The government is to provide £1.4bn over the next three years to help local authorities move towards a fair cost of care.
In a new policy paper published yesterday the government provided detail on the funding available to help local authorities pay for reforms in 2022-23.
The £1.4bn forms part of the £3.6bn confirmed at the Spending Review 2021 to implement charging reform.
Of this, £162m will be allocated in 2022-23 to help local authorities prepare for reform with a further £600m made available in both 2023-24 and 2024-25.
The proposals are funded by the new Health and Care Levy announced in September, of which £5.4bn is being invested in adult social care over the next three years.
Vic Rayner OBE, CEO of the National Care Forum, said: “The fair price for care cost exercises outlined in the statement are important and need to be done well, with an inclusive, open and transparent approach to recognising the full costs of high quality care.
“It is essential that this exercise is not simple tick box exercises. Local authorities must take the opportunity to work collaboratively with their social care providers to reset the dial on the fees they pay, and reach an honest and mutual agreement about a fully funded fair price for care that delivers high quality and accessible care for all who need it.”
Vic expressed concern that the DHSC had already estimated its funding for the next three years to address cross-subsidies and a move to a fully funded fair price for care, highlighting that other estimates had arrived at a figure closer to £7bn a year.

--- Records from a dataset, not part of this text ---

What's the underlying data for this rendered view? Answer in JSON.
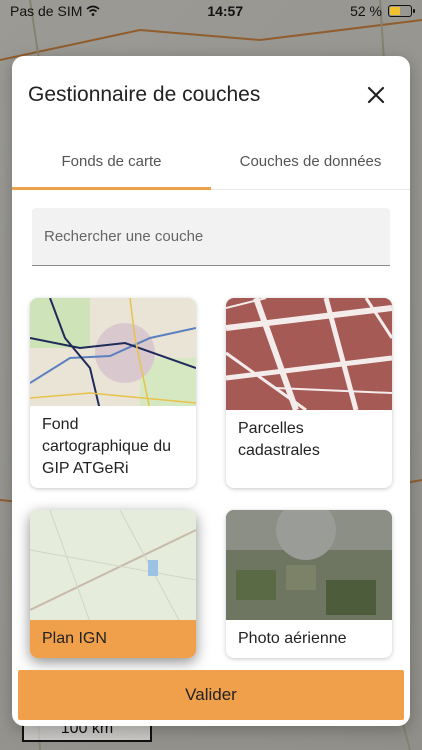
{
  "status_bar": {
    "carrier": "Pas de SIM",
    "time": "14:57",
    "battery": "52 %",
    "battery_level": 0.52
  },
  "map": {
    "scale_label": "100 km"
  },
  "modal": {
    "title": "Gestionnaire de couches",
    "tabs": [
      {
        "label": "Fonds de carte",
        "active": true
      },
      {
        "label": "Couches de données",
        "active": false
      }
    ],
    "search": {
      "placeholder": "Rechercher une couche",
      "value": ""
    },
    "layers": [
      {
        "label": "Fond cartographique du GIP ATGeRi",
        "selected": false
      },
      {
        "label": "Parcelles cadastrales",
        "selected": false
      },
      {
        "label": "Plan IGN",
        "selected": true
      },
      {
        "label": "Photo aérienne",
        "selected": false
      }
    ],
    "validate_label": "Valider"
  },
  "colors": {
    "accent": "#f0a04b",
    "cadastre": "#a65a55"
  }
}
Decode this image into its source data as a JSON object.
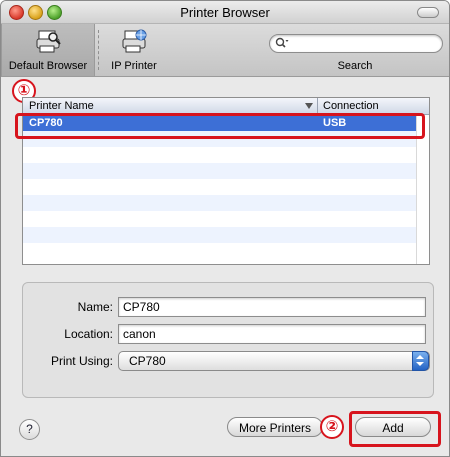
{
  "window": {
    "title": "Printer Browser"
  },
  "toolbar": {
    "default_browser_label": "Default Browser",
    "ip_printer_label": "IP Printer",
    "search_label": "Search",
    "search_placeholder": ""
  },
  "annotations": {
    "step1": "①",
    "step2": "②"
  },
  "table": {
    "columns": [
      "Printer Name",
      "Connection"
    ],
    "rows": [
      {
        "name": "CP780",
        "connection": "USB",
        "selected": true
      }
    ]
  },
  "details": {
    "name_label": "Name:",
    "name_value": "CP780",
    "location_label": "Location:",
    "location_value": "canon",
    "print_using_label": "Print Using:",
    "print_using_value": "CP780"
  },
  "buttons": {
    "help": "?",
    "more_printers": "More Printers",
    "add": "Add"
  },
  "colors": {
    "selection": "#3d6fd6",
    "annotation_red": "#d7141d"
  }
}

“The funding required to achieve this must be urgently reviewed in light of the outcome of the fair price for care cost exercises – not set before they are even carried out!” Vic said.
The NCF CEO said more detail was needed on how self-funders will be able to secure better value results for their care through their local authority.

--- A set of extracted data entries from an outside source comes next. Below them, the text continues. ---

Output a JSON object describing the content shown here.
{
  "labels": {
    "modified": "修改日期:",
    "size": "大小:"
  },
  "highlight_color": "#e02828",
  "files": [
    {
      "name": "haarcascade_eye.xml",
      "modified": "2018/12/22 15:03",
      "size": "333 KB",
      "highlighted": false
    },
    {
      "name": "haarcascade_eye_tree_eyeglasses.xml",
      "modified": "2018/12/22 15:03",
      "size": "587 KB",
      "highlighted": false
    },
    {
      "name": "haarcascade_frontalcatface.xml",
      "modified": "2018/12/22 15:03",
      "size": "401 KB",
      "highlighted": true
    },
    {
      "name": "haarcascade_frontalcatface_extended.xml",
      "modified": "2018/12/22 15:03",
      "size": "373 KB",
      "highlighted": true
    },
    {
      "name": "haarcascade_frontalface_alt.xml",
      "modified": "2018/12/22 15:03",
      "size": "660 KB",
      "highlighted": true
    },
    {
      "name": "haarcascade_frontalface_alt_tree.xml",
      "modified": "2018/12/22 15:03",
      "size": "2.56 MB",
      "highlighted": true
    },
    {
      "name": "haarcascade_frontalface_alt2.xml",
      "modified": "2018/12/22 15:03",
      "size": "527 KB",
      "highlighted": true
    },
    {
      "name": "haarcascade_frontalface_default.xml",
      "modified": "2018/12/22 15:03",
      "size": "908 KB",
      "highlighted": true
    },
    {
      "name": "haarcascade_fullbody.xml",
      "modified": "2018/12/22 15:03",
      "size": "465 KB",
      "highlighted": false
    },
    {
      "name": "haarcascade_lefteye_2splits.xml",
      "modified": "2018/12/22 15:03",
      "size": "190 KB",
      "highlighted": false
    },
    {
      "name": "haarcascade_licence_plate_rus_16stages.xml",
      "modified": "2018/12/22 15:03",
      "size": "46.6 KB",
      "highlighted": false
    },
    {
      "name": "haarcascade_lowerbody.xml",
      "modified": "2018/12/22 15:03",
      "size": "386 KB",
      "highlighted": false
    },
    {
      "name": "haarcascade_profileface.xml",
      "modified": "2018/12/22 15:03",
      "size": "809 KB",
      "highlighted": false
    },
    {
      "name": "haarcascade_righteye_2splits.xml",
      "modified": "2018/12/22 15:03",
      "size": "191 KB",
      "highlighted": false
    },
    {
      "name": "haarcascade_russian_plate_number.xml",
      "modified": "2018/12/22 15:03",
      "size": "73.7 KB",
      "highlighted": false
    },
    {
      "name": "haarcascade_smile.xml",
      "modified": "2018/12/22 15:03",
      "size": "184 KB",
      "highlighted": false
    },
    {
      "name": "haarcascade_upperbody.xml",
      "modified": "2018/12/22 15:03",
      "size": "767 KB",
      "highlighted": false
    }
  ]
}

ICG Chair Mike Padgham said: “Here we have in black and white a clear admission that care is not being properly funded on the front line.
“Local authorities will themselves argue that they are not getting enough funding to commission care, so it is vital that both sides address the issue.

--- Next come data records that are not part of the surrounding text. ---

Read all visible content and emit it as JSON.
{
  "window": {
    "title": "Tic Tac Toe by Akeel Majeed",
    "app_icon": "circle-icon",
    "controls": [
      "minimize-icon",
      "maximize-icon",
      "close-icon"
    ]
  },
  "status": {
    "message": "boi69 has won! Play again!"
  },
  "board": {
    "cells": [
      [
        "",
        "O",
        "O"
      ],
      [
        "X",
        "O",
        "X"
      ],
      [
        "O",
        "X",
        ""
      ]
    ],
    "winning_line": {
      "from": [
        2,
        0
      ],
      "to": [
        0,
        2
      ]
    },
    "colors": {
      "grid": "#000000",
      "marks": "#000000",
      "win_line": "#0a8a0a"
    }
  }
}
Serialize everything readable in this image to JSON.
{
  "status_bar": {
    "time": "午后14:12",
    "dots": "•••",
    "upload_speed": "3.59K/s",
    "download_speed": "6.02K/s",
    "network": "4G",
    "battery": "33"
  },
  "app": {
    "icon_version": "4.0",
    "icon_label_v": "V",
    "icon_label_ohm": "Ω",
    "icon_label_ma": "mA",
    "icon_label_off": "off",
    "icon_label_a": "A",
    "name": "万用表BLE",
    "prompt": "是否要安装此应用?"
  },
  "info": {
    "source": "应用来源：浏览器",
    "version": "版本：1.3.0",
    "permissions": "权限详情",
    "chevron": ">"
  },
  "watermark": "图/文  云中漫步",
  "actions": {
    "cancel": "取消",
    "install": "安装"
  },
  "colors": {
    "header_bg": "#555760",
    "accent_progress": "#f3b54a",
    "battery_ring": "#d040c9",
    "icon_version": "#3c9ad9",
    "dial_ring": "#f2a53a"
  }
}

“Sadly, what the Government is proposing to inject into social care is nowhere near enough to address the issues.
“The people who are suffering are the 1.5m who can’t get the care they need and care providers who are struggling to survive in the COVID-19 landscape.”
Cllr Martin Tett, Adult Social Care Spokesperson for the County Councils Network, also expressed concern that the £1.4bn for the proposals would not be sufficient.
“We estimate that the move to allow more private care users to access lower local authority rates is likely to cost up to £761m per year in county areas alone and this excludes homecare,” Cllr Tett said.